Everyone loves a good slow cooker recipe, and who would have thought it would work for roasting garlic? This is actually our favorite method, and perhaps the most convenient, since it is completely hands-off and you can leave the house. For this method, once your bulb has been prepped (same as previous methods), wrap it loosely in foil and place it in the slow cooker. Turn the knob to low heat and cook for 5 hours. When you are done,, the cloves become very soft and release from the bulb very easily. In this method, the garlic spreads like butter, making it awesome on baguette slices or a slice of sourdough. The downside to this method is that you will be waiting around most of the day for the delicious, creamy cloves to be ready. But if you plan ahead, you will be rewarded.

Roasting loose garlic cloves in the oven

Roasting the whole garlic bulb isn't the only way to roast garlic; it actually can also be done with loose cloves. Many grocery stores carry bags and tubs of already peeled garlic, so this method is especially convenient if you tend to go for those. You don't end up with spreadable roasted garlic that oozes out of the bulb, but it is a really good choice when you want to add roasted cloves to a soup, stew, or sauce. In this method, we placed about 40 cloves into a baking dish with ½ cup of avocado oil (you want an oil with a high smoke point for this) and roasted it all for 30 minutes in a 400-degree oven. The cloves come out soft on the inside, but with a crispy shell on the outside. The beauty of this method is that you get more than just the cloves: You also have some garlic-infused oil to use in other dishes. Make sure to put that in a small jar with a lid for later. You will have some cleaning to do with this method, and you need to use extra caution when pulling out the baking tray, as the oil will be very hot.

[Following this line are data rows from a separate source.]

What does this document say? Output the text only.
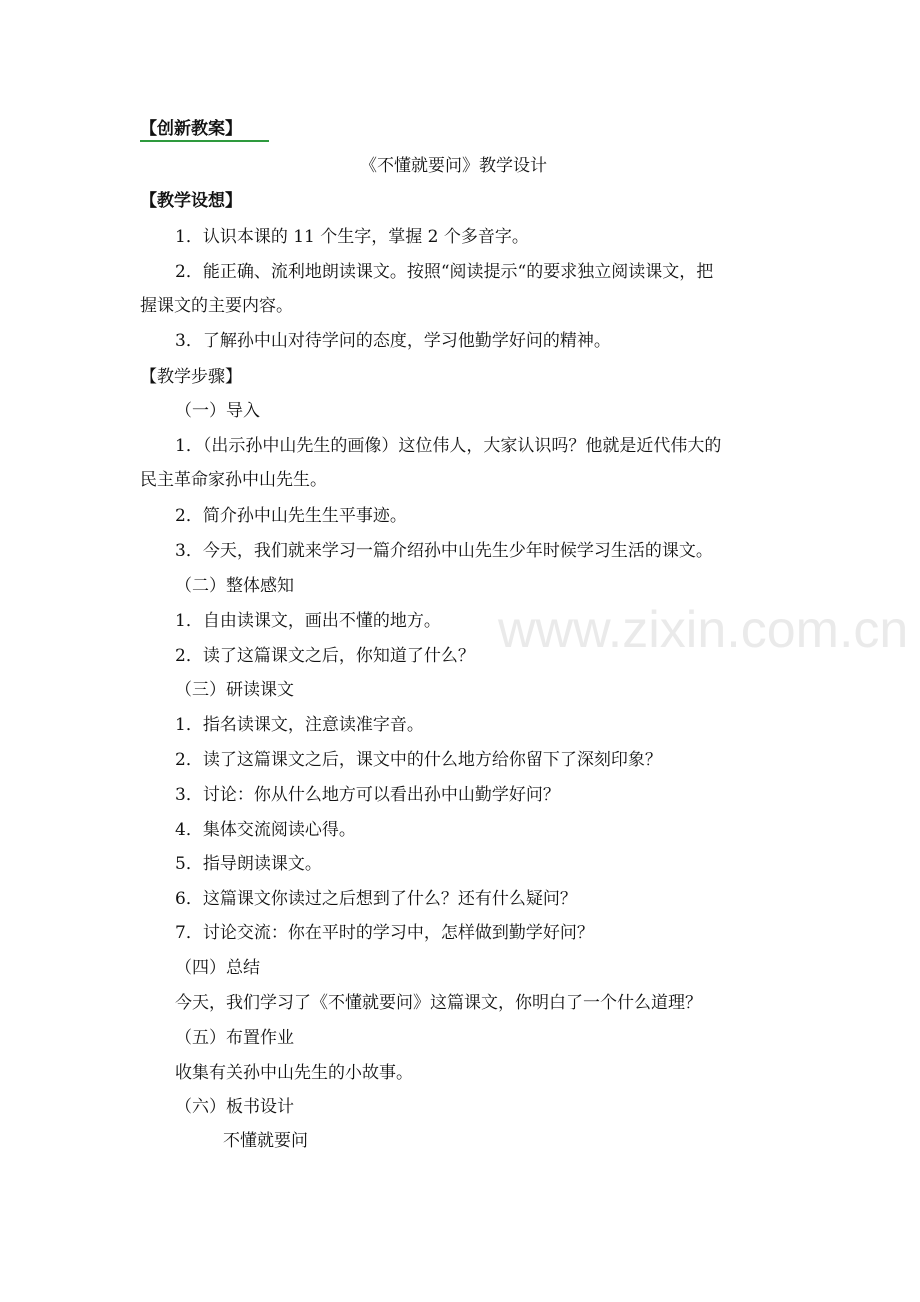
www.zixin.com.cn
【创新教案】
《不懂就要问》教学设计
【教学设想】
1．认识本课的 11 个生字，掌握 2 个多音字。
2．能正确、流利地朗读课文。按照“阅读提示“的要求独立阅读课文，把
握课文的主要内容。
3．了解孙中山对待学问的态度，学习他勤学好问的精神。
【教学步骤】
（一）导入
1．（出示孙中山先生的画像）这位伟人，大家认识吗？他就是近代伟大的
民主革命家孙中山先生。
2．简介孙中山先生生平事迹。
3．今天，我们就来学习一篇介绍孙中山先生少年时候学习生活的课文。
（二）整体感知
1．自由读课文，画出不懂的地方。
2．读了这篇课文之后，你知道了什么？
（三）研读课文
1．指名读课文，注意读准字音。
2．读了这篇课文之后，课文中的什么地方给你留下了深刻印象？
3．讨论：你从什么地方可以看出孙中山勤学好问？
4．集体交流阅读心得。
5．指导朗读课文。
6．这篇课文你读过之后想到了什么？还有什么疑问？
7．讨论交流：你在平时的学习中，怎样做到勤学好问？
（四）总结
今天，我们学习了《不懂就要问》这篇课文，你明白了一个什么道理？
（五）布置作业
收集有关孙中山先生的小故事。
（六）板书设计
不懂就要问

Roasting loose garlic cloves on the stove

This method is similar to the previous but instead of putting the cloves in the oven, you'll simmer them on the stove for about 20 minutes on medium heat in ½ cup of oil. This method yields individual cloves that are softer and gushier than the oven method. The cloves also separate from the outer shell that forms more easily, making it a better choice for spreading. Be warned, though: This is the most hands-on approach, as you have to man the stove and keep a watchful eye. The cloves can burn easily on the stove, which will leave you with a bitter final result. 

Our verdict? If you have the time (and the equipment), slow cooker roasted garlic is the way to go. As a backup, the simple foil method comes in as a strong second. Hey, it's a classic for a reason.